Arkansas Bill to Ease Ballot Access for New and Previously Unqualified Parties

Arkansas SB 277 has been introduced. It has four Senate sponsors and 54 House sponsors, and is backed by the Secretary of State. It lowers the number of signatures for a new or previously unqualified party from 3% of the last gubernatorial vote, to exactly 10,000 signatures. It moves the petition deadline to three weeks before the primary. In presidential years the Arkansas primary is in March; in midterm years it is in May.

It permits the petition to circulate starting January 1 of any odd year, which gives proponents approximately fourteen months. The old law required the petition to be completed in three months.

This bill exists because the old law was held unconstitutional last year.

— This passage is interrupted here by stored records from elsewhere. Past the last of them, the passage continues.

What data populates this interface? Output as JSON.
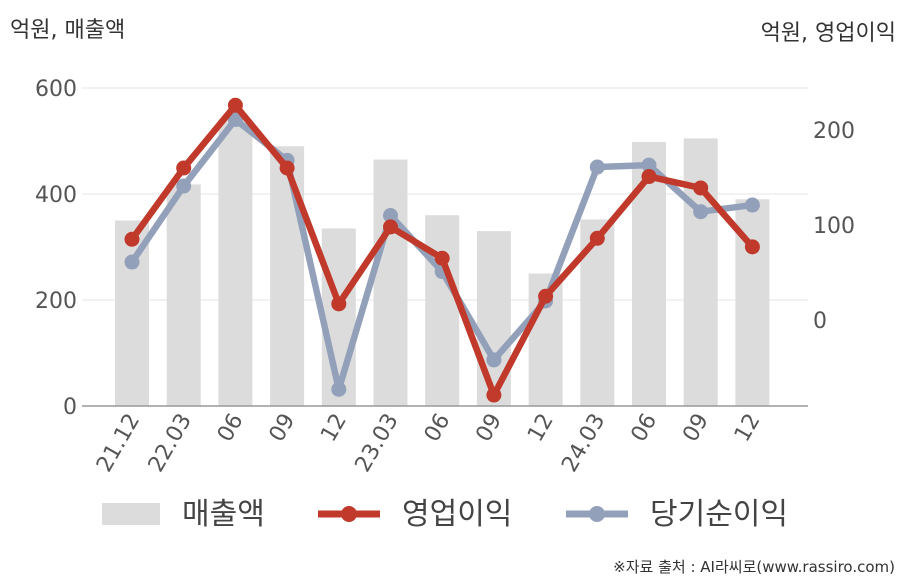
{
  "chart_data": {
    "type": "bar+line",
    "units": {
      "left": "억원, 매출액",
      "right": "억원, 영업이익"
    },
    "categories": [
      "21.12",
      "22.03",
      "06",
      "09",
      "12",
      "23.03",
      "06",
      "09",
      "12",
      "24.03",
      "06",
      "09",
      "12"
    ],
    "bars": {
      "name": "매출액",
      "axis": "left",
      "color": "#dcdcdc",
      "values": [
        350,
        418,
        540,
        490,
        335,
        465,
        360,
        330,
        250,
        352,
        498,
        505,
        390
      ]
    },
    "series": [
      {
        "name": "영업이익",
        "axis": "right",
        "color": "#c0392b",
        "values": [
          85,
          160,
          226,
          160,
          17,
          98,
          65,
          -79,
          25,
          86,
          151,
          139,
          77
        ]
      },
      {
        "name": "당기순이익",
        "axis": "right",
        "color": "#93a0ba",
        "values": [
          61,
          141,
          211,
          168,
          -73,
          110,
          51,
          -42,
          20,
          161,
          163,
          114,
          121
        ]
      }
    ],
    "left_axis": {
      "range": [
        0,
        600
      ],
      "ticks": [
        0,
        200,
        400,
        600
      ]
    },
    "right_axis": {
      "range": [
        -90,
        250
      ],
      "ticks": [
        0,
        100,
        200
      ]
    },
    "grid": true,
    "legend_position": "bottom"
  },
  "source": "※자료 출처 : AI라씨로(www.rassiro.com)"
}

Virginia Bill for Party Labels for Partisan Local Elections is Defeated

On February 7, Virginia House Bill 1414 died in the House Privileges & Elections Committee. It would have provided for party labels on general election ballots for candidates for partisan local office. Virginia is unique in leaving party labels off general election ballots for local partisan elections. Parties have nominees but that information is kept off the ballot.

Before 2000, Virginia even banned party labels for congressional and state office elections.

Arizona Proposed Constitutional Amendment, Protecting Political Parties, Advances

On February 15, the Arizona House Committee on Municipal Oversight and Elections passed HCR 2033. This is a proposed state constitutional amendment that would provide that all qualified political parties shall be permitted to place a nominee on the general election ballot. The vote was 6-4.

If the bill passes, the voters would vote on it. If the voters pass it, that would block any attempt to deprive parties of their ability to nominate candidates, and would therefore prohibit a top-four, top-five, or top-two measure.